Gareth Clay, University of Durham

Link to project: Sustainable Uplands: Learning to Manage Future Change


The majority of UK uplands are grazed and are rotationally burnt to maintain levels of heather and grass for grazing and grouse management. In doing so, they preserve a landscape style of high amenity and resource value. However, the majority of upland habitats are considered unfavourable and declining due to overgrazing and/or burning. Furthermore, burn regimes have been related to increasing losses of sediment and water colour which threatens water resources in uplands and terrestrial carbon storage in these environments. A recent English Nature review (Tucker 2003) identified both significant research requirements, but also that the effort required to meet these requirements is not practical because it would take a number of years to produce results (20-25 years). Thus, it seems unlikely that science-based management decisions will be possible with regard to upland management. However, as part of the Moor House National Nature Reserve, plots have been set aside to test the effects of moorland management. The Hard Hill plots have been run over several burn cycles and include plots with/without burning and grazing, with burn cycles of 10 and 20 years in a complete factorial design. These plots allow us to piggyback on years of well-recorded management to develop well-founded science that in turn can be used to inform sustainable strategies in conjunction with the competing and complimentary pressures upon the use and management of the uplands. Specifically, the project will answer the following:

i) How do stakeholders perceive burning and does this management practice match with how users of this landscape would like the land to be used in the future? What do stakeholders think will affect the future?
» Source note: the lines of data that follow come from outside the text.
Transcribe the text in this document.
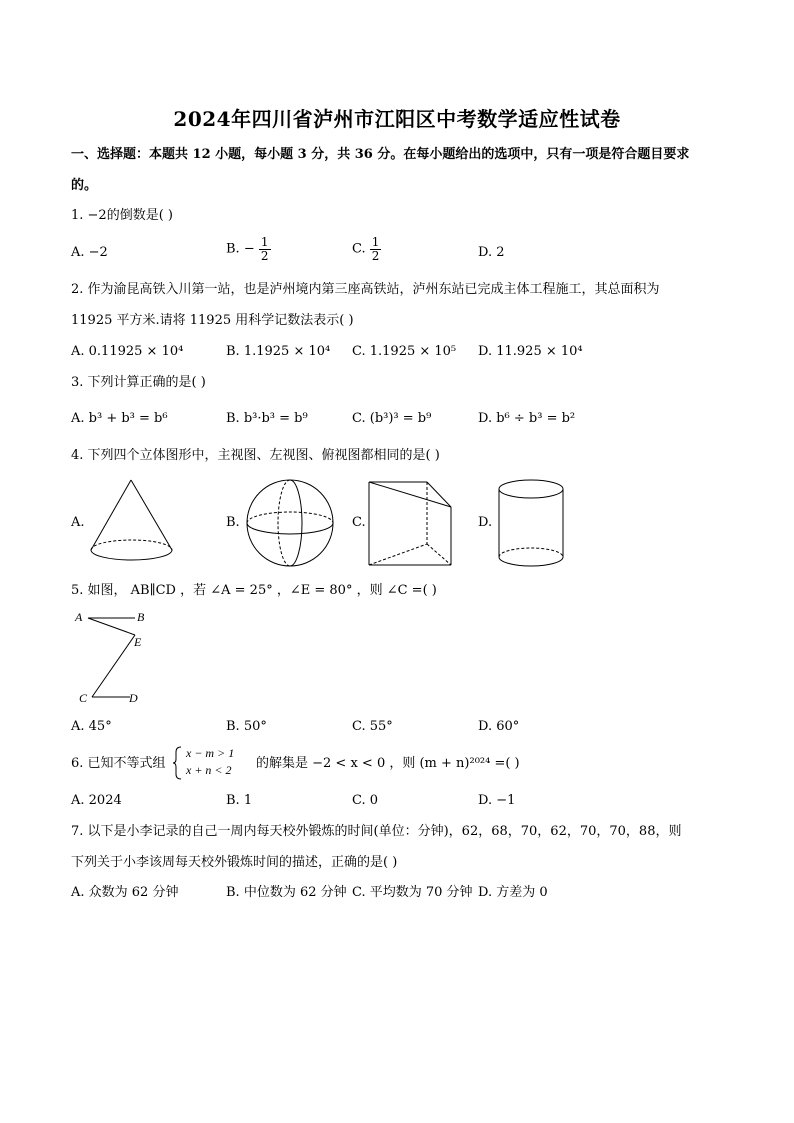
2024年四川省泸州市江阳区中考数学适应性试卷
一、选择题：本题共 12 小题，每小题 3 分，共 36 分。在每小题给出的选项中，只有一项是符合题目要求
的。
1. −2的倒数是( )
A. −2	B. − $\frac{1}{2}$	C. $\frac{1}{2}$	D. 2
2. 作为渝昆高铁入川第一站，也是泸州境内第三座高铁站，泸州东站已完成主体工程施工，其总面积为
11925 平方米.请将 11925 用科学记数法表示( )
A. 0.11925 × 10⁴	B. 1.1925 × 10⁴ C. 1.1925 × 10⁵ D. 11.925 × 10⁴
3. 下列计算正确的是( )
A. b³ + b³ = b⁶	B. b³·b³ = b⁹	C. (b³)³ = b⁹	D. b⁶ ÷ b³ = b²
4. 下列四个立体图形中，主视图、左视图、俯视图都相同的是( )
A.	B.	C.	D.
5. 如图， AB∥CD ，若 ∠A = 25° ，∠E = 80° ，则 ∠C =( )
A	B
E
C	D
A. 45°	B. 50°	C. 55°	D. 60°
6. 已知不等式组
x − m > 1
x + n < 2 的解集是 −2 < x < 0 ，则 (m + n)²⁰²⁴ =( )
A. 2024	B. 1	C. 0	D. −1
7. 以下是小李记录的自己一周内每天校外锻炼的时间(单位：分钟)，62，68，70，62，70，70，88，则
下列关于小李该周每天校外锻炼时间的描述，正确的是( )
A. 众数为 62 分钟	B. 中位数为 62 分钟 C. 平均数为 70 分钟 D. 方差为 0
ii) Does the nature and intensity of present burning and grazing regimes have a significant environmental impact upon: flora/fauna, water quality/quantity, carbon storage and sediment production?

iii) Using the enhanced understanding of biophysical relations (question ii) with a thorough assessment of stakeholder visions (question i): What are the consequences of using the stakeholder visions as the basis of management plans, and how might these plans be affected by external factors such as policy reform?

iv) Given the above can we develop strategies, indicators and incentives to improve upland management?